Die Rebbetzin Dorit Grant Kohn engagiert sich für die Gleichstellung der Frauen im Judentum. Vieles habe sich schon zum Guten verändert.
Text: Hannah Einhaus
Foto: Pascale Amez
Dorit Grant Kohn ist nicht einfach die Frau des YB-verrückten Rabbiners Michael Kohn der jüdischen Gemeinde in Bern. Sondern sie setzt mit ihrem Religionsunterricht für Mädchen, ihrer Wissensvermittlung für Frauen und ihren pointierten Ansichten fortschrittliche und neue Akzente punkto Gleichberechtigung von Mann und Frau im Judentum.
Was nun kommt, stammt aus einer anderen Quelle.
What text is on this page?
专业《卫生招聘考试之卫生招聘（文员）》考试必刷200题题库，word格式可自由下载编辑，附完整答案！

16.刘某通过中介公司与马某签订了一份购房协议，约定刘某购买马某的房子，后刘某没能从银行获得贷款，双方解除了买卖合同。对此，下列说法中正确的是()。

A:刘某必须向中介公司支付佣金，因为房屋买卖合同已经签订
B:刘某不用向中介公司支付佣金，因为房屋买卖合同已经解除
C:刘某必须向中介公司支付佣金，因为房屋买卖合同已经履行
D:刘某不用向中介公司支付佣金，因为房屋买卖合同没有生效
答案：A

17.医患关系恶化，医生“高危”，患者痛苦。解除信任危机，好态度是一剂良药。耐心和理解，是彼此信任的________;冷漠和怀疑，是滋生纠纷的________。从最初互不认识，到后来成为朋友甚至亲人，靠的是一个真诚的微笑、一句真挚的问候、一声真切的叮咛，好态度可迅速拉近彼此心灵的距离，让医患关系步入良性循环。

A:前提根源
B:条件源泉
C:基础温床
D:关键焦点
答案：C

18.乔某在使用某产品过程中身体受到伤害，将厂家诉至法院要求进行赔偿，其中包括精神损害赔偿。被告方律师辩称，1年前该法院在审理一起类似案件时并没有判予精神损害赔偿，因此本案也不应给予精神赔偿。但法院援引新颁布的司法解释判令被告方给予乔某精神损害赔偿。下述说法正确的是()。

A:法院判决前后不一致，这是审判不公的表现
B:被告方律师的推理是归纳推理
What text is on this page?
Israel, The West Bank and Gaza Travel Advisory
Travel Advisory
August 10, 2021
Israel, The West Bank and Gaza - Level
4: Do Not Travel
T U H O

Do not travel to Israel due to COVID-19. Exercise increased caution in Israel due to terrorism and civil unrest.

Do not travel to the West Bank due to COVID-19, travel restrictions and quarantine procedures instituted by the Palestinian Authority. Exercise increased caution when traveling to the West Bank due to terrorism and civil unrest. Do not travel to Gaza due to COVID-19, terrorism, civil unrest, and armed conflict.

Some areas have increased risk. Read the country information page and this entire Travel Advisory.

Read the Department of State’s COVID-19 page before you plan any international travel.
Aufgewachsen ist die studierte Politologin in einer religiösen Familie, die von England nach Israel übersiedelte. Damals war sie ein Jahr alt. Ihren Mann, einen gebürtigen Norweger, lernte sie an der Universität Jerusalem kennen, wo beide Judentum und Hebräisch für englischsprachige Studenten unterrichteten. Sie heirateten 2012 und zogen 2016 mit ihrer kleinen Tochter Mia nach Bern, wo ihre zwei weiteren Kinder Benjamin und Liora zur Welt kamen. Um sich auf die Rolle als Frau des Rabbiners, als Rebbetzin, vorzubereiten, studierte die 32-Jährige jüdisches Recht und absolvierte zusammen mit ihrem Mann auch einen Kurs in praktischer Gemeindeleitung.
«Auch Mädchen und Frauen sollen fühlen: Die Tora ist unsere Tora.»
Eine im orthodoxen Judentum weitverbreitete Haltung lautet: Männer und Frauen sind gleichwertig, aber anders. Das Lernen der Schriften und die Gottesdienste sind Männersache. Frauen widmen sich primär ihren häuslichen Pflichten. Kohn, die sich selbst als orthodox bezeichnet, widerspricht dieser Auffassung und setzt hier einiges in Bewegung: «Alter und Geschlecht dürfen keine Rolle spielen.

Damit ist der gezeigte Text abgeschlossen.